L'ADQ en récession

De toute manière, l'ADQ ne survivrait pas au départ de son chef. Il est cependant vrai que les attentes à l'endroit de M. Dumont étaient plus élevées et qu'elles ont été déçues.

Climat politique au Québec

La semaine dernière, l'ADQ a été vivement apostrophée par la vice-présidente de l'Association des familles de personnes assassinées ou disparues, Michèle Labelle, qui lui a reproché de ne pas avoir tenu la commission itinérante promise en matière de crimes sexuels.

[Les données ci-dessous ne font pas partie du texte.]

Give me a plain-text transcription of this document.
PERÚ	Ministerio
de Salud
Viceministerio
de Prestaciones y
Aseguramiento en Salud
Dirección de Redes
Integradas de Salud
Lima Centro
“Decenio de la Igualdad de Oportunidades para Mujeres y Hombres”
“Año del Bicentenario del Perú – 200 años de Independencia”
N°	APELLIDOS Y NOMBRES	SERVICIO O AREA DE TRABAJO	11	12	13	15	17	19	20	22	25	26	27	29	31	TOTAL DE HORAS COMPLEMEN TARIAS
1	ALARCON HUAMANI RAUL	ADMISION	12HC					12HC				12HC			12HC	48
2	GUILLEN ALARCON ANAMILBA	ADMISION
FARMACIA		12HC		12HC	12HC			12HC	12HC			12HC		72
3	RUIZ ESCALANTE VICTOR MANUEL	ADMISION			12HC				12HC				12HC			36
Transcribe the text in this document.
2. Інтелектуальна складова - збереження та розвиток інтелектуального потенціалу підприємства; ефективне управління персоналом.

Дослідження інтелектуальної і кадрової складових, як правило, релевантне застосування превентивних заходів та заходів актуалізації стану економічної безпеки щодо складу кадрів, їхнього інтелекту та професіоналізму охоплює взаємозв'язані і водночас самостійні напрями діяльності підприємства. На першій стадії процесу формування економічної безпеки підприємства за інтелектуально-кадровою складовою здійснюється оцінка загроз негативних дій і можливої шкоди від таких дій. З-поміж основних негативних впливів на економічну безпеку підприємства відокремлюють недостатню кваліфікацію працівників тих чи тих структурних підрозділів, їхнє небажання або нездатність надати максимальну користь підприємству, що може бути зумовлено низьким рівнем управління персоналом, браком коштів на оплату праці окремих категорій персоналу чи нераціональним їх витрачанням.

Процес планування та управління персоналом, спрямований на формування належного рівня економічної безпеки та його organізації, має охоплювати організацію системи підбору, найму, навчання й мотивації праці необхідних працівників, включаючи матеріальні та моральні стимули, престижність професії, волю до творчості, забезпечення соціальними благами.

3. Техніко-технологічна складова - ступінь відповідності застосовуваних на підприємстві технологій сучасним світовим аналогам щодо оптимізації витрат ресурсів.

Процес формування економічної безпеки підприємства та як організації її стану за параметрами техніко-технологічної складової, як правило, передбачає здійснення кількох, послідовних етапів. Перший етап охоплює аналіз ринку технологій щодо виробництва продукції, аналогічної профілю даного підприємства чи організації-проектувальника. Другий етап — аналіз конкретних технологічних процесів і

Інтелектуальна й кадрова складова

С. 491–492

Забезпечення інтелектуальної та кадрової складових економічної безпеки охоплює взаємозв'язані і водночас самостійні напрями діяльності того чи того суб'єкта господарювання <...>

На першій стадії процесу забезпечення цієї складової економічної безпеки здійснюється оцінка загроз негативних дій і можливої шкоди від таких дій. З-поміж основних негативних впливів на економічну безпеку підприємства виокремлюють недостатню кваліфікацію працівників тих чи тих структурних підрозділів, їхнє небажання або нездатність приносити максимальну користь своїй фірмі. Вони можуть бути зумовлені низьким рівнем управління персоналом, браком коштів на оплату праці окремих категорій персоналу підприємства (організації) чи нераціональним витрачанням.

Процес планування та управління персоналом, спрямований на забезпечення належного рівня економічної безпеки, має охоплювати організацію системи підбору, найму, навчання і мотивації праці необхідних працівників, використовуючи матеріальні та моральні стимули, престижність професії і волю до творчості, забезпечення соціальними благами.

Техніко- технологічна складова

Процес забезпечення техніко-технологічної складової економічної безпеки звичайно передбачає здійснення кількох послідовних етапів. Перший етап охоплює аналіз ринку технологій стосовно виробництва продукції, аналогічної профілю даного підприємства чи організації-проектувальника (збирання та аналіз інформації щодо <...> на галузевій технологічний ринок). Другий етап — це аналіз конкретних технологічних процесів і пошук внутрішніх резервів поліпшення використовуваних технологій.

«Quand c'est bien important pour eux et leur visibilité politique, ils partent sur un trip. Mais quand le sujet n'est plus à la mode, ce n'est plus important», déplorait Mme Labelle dans une entrevue au Journal de Montréal.
Finalement, la commission promise prendra plutôt la forme d'une consultation en ligne. Depuis trois jours, la députée de Lotbinière, Sylvie Roy, soulève sur son site Internet une série de questions auxquelles les personnes intéressées sont invitées à répondre.
D'entrée de jeu, elle évoque la «réalité bien sombre» du Québec, où la criminalité sexuelle a augmenté de 57 % entre 1996 et 2006, alors qu'elle a diminué de 26 % dans l'ensemble du Canada.
La délinquance sexuelle est indéniablement un grave problème, au Québec comme ailleurs, et la nouvelle réalité des cyberprédateurs est très préoccupante. On peut toutefois s'interroger sur l'utilité de cette consultation en ligne qui risque fort de se transformer en tribunal populaire.
Que doit-on faire pour «enrayer ce fléau»?, demande Mme Roy. Accroître les effectifs policiers? Créer un registre des délinquants sexuels? Imposer des peines plus sévères? Procéder à la castration chimique des récidivistes? Interdire la pornographie dans les prisons? Toutes ces réponses?
La députée profite de l'occasion pour élargir le débat aux problèmes de la surpopulation des prisons et des libérations conditionnelles. Tant qu'à y être, aussi bien faire d'une pierre deux coups, n'est-ce pas?
On peut facilement comprendre la douleur et la colère des parents et amis des victimes d'actes criminels, particulièrement à caractère sexuel, mais cette tentative de récupération illustre une fois de plus ce détestable travers démagogique de l'ADQ, dont la rentabilité politique semble toutefois avoir atteint ses limites, selon le dernier sondage CROP-La Presse.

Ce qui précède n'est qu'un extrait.